Understandably, there have been other explanations of how the word baloney originated. It may have been influenced by ‘blarney’ (flattering and deceptive talk), which comes from the legend of the Blarney Stone in a castle near Cork, Ireland. The stone allegedly confers the skill of telling convincing lies on whoever manages to reach out and kiss it, a feat requiring considerable physical dexterity. But the meanings of ‘baloney’ and ‘blarney’ are not identical, as was explained in a radio address by Monsignor Fulton J. Sheen in 1954: ‘Baloney is flattery laid on so thick it cannot be true, and blarney is flattery so thin we love it.”
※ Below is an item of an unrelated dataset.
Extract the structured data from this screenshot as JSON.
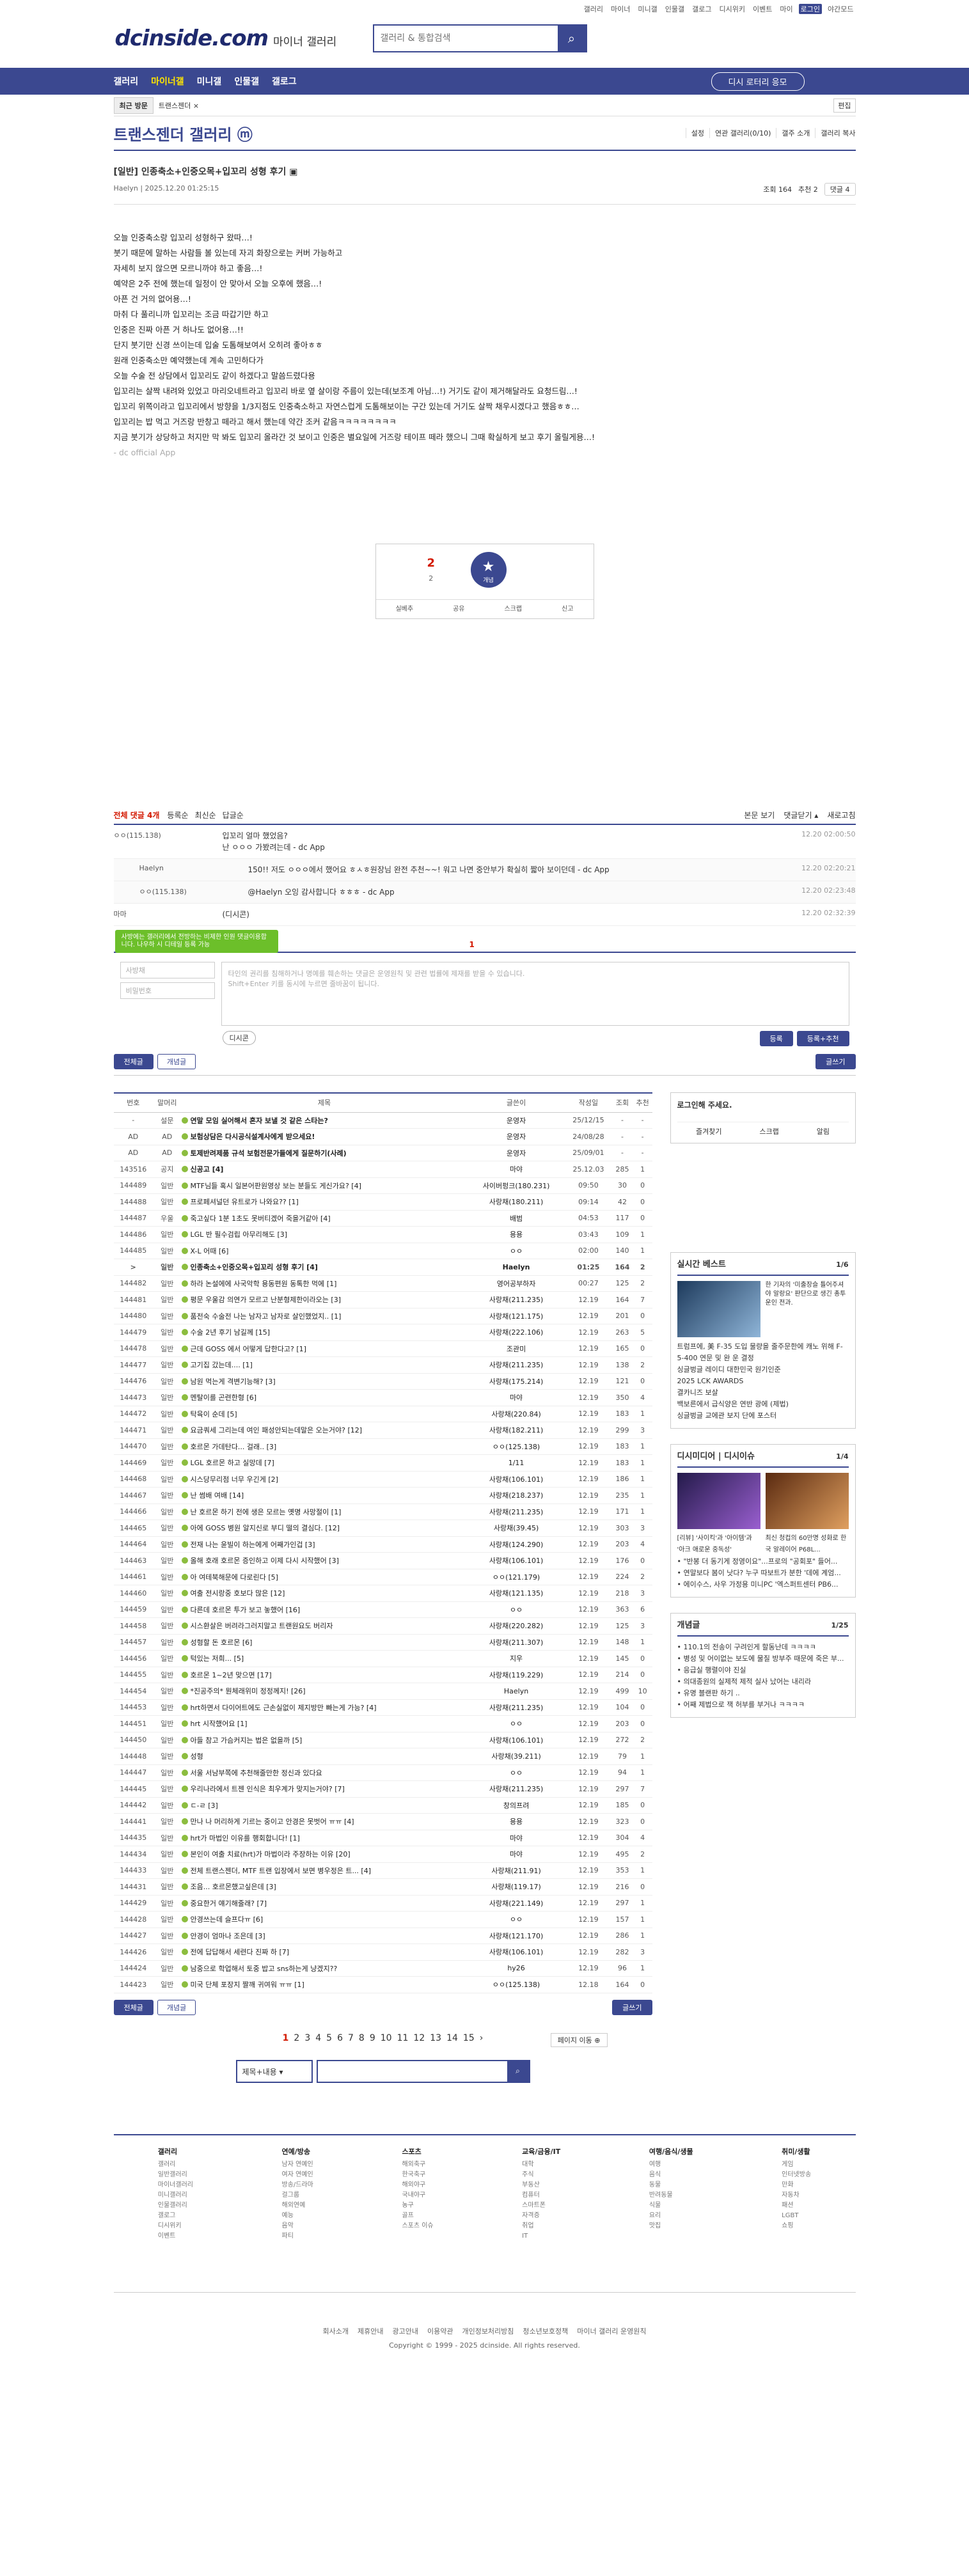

Ben Zimmer, in his Word Routes blog, notes: ‘In the 19th century, baloney was already emerging as an American spelling pronunciation referring to the sausage. The earliest I've seen is in some dialect humour from 1857: ‘baloney sassage [sic]’ is included in a burlesque sermon written by William H. Levison using the pen name Julius Caesar Hannibal. There was also an old vaudeville song called ‘I Ate the Baloney’ (or ‘Boloney’), evidently dating back to the 1870s.’

But there is yet another possible source of the metaphoric word ‘baloney’ – the Chicago stockyards, where a tough old bull used to be known as a bologna because the sausage was the only end product that could be made from it. Alternatively, the term may have derived from peloné, the similarly pronounced Romany word for ‘testicles’, in other words a pejorative term for scraps of meat disguised by being finely minced. It was once rumoured that the same process enabled unscrupulous manufacturers to include donkey and dog in their sausage.

On a more harmless and humorous note, it may interest you to know that the word baloney has inspired variations on the same theme, and with the same meaning, as ‘phoney-baloney’, the mock-Latin ‘phonus-balonus’ and ‘globaloney’, which was coined in 1943 by Clare Boothe Luce to dismiss Vice President Henry A. Wallace's suggestion that all the airlines of the world be given free access to US airports.